960913
par François Brooks
À ma réflexion d'hier, il vient encore de
se rajouter un nouveau doute. (Pourrait-on dire « je doute, donc je
suis » ?) Ma mémoire crée mon individualité, ma souffrance fait
s'éveiller ma conscience mais le fait que ce soit moi qui souffre, et personne
d'autre, ajoute un nouveau doute puisque ma souffrance est vécue par moi-même au tout début de ma vie
lorsque je suis en parfaite inconscience de mon être. Je suis le même continuum
de souffrance et d'être maintenant qu'au tout début de ma vie. La première fois
que j'ai réalisé (pris conscience) de ma finalité, j'avais deux ou trois ans.
J'étais dans ma bassinette (petit parc intérieur en bois de 36po. par 36 po.
clôturé) et on installait les tuyaux de la fournaise à Pointe-aux-Trembles. Je
souffrais de ne pouvoir sortir de mon parc et je me demandais : «Pourquoi moi
?, Pourquoi ?»[1] Je réalisai dès ce moment mon existence,
mon individualité et mes limitations douloureuses.
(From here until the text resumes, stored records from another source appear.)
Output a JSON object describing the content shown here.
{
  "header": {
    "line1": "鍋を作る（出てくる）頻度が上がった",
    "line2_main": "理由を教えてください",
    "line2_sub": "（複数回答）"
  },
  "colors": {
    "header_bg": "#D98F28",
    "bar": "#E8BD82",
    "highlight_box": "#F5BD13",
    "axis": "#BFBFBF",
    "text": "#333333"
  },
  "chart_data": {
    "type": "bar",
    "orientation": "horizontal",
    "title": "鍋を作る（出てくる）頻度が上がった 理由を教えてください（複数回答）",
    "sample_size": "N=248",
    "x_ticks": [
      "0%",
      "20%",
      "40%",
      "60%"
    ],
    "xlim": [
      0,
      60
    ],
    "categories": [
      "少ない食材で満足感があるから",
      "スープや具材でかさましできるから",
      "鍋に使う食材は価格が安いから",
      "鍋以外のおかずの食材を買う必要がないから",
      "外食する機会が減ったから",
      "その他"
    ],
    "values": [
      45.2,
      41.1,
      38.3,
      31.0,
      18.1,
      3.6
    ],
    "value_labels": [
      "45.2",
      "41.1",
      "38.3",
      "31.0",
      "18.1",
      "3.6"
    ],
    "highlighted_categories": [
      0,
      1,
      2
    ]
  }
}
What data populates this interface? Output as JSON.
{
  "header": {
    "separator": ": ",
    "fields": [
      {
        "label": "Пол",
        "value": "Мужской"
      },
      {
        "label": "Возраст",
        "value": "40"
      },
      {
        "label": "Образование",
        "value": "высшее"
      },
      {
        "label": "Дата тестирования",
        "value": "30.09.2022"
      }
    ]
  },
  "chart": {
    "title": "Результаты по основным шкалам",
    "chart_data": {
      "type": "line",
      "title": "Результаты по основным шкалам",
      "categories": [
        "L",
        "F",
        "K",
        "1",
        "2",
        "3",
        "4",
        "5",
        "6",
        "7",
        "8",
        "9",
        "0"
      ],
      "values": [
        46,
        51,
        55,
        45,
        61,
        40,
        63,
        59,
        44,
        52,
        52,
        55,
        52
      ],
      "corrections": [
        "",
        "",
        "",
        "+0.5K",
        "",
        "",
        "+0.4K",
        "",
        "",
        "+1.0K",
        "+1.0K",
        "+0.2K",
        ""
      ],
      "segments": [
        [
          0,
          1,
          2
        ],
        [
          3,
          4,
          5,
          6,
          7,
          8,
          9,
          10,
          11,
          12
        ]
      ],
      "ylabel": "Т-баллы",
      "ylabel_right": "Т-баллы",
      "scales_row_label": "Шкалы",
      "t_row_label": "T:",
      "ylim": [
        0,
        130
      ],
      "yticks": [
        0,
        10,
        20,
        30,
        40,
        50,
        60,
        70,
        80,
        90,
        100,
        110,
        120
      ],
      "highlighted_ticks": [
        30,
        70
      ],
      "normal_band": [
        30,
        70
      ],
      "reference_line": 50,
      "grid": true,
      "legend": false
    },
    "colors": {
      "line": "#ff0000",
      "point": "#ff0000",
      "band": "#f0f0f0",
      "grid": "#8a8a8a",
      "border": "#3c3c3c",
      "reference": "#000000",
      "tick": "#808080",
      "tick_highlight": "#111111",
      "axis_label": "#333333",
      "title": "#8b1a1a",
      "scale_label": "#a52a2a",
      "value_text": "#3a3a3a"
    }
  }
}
Est-ce que la douleur serait l'origine de l'existence et
de l'individualité ? Ensuite, je veux bien accepter l'idée qu'après ma mort, je
retournerai tout simplement au néant, mais ça ne m'explique pas l'origine de
mon être comme individu conscient d'être lui et non pas quelqu'un d'autre ou
quelqu'autre chose. Et tout à coup, sur un autre plan, ma pensée effleure
l'idée que je suis un univers composé de myriades d'individus. Et je verse dans
l'infiniment petit et l'infiniment grand.